Le candidat à la présidentielle, Abdelkader Bengrina, a profité du tapage médiatique et de la vague d’indignation sur les réseaux sociaux, suscité, par l’agression d’une femme brandissant un portrait de ce candidat par des citoyens opposés à l’animation d’un meeting par le chef du Mouvement El-Binaa à Boumerdès, dans le cadre de sa campagne électorale, pour le scrutin de la présidentielle du 12 décembre prochain, pour adresser des critiques au mouvement populaire pacifique, et aussi aux partis et acteurs de la société civile.

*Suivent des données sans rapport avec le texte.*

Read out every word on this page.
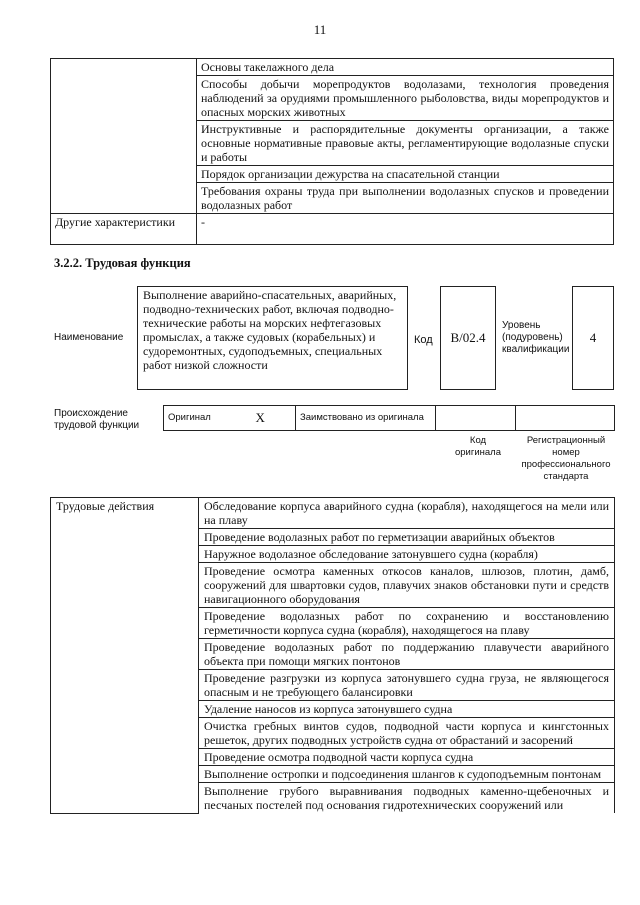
11
	Основы такелажного дела
	Способы добычи морепродуктов водолазами, технология проведения наблюдений за орудиями промышленного рыболовства, виды морепродуктов и опасных морских животных
	Инструктивные и распорядительные документы организации, а также основные нормативные правовые акты, регламентирующие водолазные спуски и работы
	Порядок организации дежурства на спасательной станции
	Требования охраны труда при выполнении водолазных спусков и проведении водолазных работ
Другие характеристики	-
3.2.2. Трудовая функция
Наименование
Выполнение аварийно-спасательных, аварийных, подводно-технических работ, включая подводно-технические работы на морских нефтегазовых промыслах, а также судовых (корабельных) и судоремонтных, судоподъемных, специальных работ низкой сложности
Код	B/02.4
Уровень (подуровень) квалификации
4
Происхождение трудовой функции
Оригинал	X	Заимствовано из оригинала		
Код оригинала
Регистрационный номер профессионального стандарта
Трудовые действия	Обследование корпуса аварийного судна (корабля), находящегося на мели или на плаву
Проведение водолазных работ по герметизации аварийных объектов
Наружное водолазное обследование затонувшего судна (корабля)
Проведение осмотра каменных откосов каналов, шлюзов, плотин, дамб, сооружений для швартовки судов, плавучих знаков обстановки пути и средств навигационного оборудования
Проведение водолазных работ по сохранению и восстановлению герметичности корпуса судна (корабля), находящегося на плаву
Проведение водолазных работ по поддержанию плавучести аварийного объекта при помощи мягких понтонов
Проведение разгрузки из корпуса затонувшего судна груза, не являющегося опасным и не требующего балансировки
Удаление наносов из корпуса затонувшего судна
Очистка гребных винтов судов, подводной части корпуса и кингстонных решеток, других подводных устройств судна от обрастаний и засорений
Проведение осмотра подводной части корпуса судна
Выполнение остропки и подсоединения шлангов к судоподъемным понтонам
Выполнение грубого выравнивания подводных каменно-щебеночных и песчаных постелей под основания гидротехнических сооружений или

Au siège du parti à Dély Brahim, Bengrina a rendu un hommage devant les journalistes à Nabila Ata-Allah, venue avec sa famille. « En Algérie, il y a des gens qui se proclament démocrates, mais qui n’ont rien à voir avec la démocratie ». À l’adresse des partis de l’opposition qui n’ont pas « daigné dénoncer » cet acte commis contre un candidat à la présidentielle, il leur dira « ce n’est pas tous les gens au Hirak qui sont contre les élections » et d’affirmer « nous aussi, nous faisons partie du Hirak » avant d’ajouter que « ceux qui infiltre le Hirak pour dire non aux élections sont ceux qui ont été protégés pendant longtemps par les empires de l’argent et de la corruption » affirme le candidat Bengrina. Pour rappel, le candidat à la présidentielle du 12 décembre, Abdelkader Bengrina, a eu un accueil peu chaleureux, avant hier, dans l’après-midi, alors qu’il s’apprêtait à tenir son meeting électoral à Boumerdès. Des dizaines de citoyens se sont rassemblés devant la maison des jeunes, Sennani Saïd, lieu du meeting de Bengrina, pour dénoncer sa venue et exprimer leur opposition au scrutin de la présidentielle, avec les cris de “Bengrina dégage ! » «Makache el vot  (il n’y aura pas de vote :Ndlr)! » ou “Ba3ouha ya 3li”, (ô Ali, « allusion au martyr Ali La pointe) ils ont vendu le pays). Ce n’est que vers 15H30, que Bengrina et son équipe ont pu tenir leur meeting, suite à l’intervention des Forces de l’ordre. Prenant la parole, le candidat a déclaré devant ses sympathisants que « des résidus de la 3issaba (la bande Ndlr)  activent toujours au sein des Institutions de l’État pour empêcher tout changement » dans le pay.
H. M.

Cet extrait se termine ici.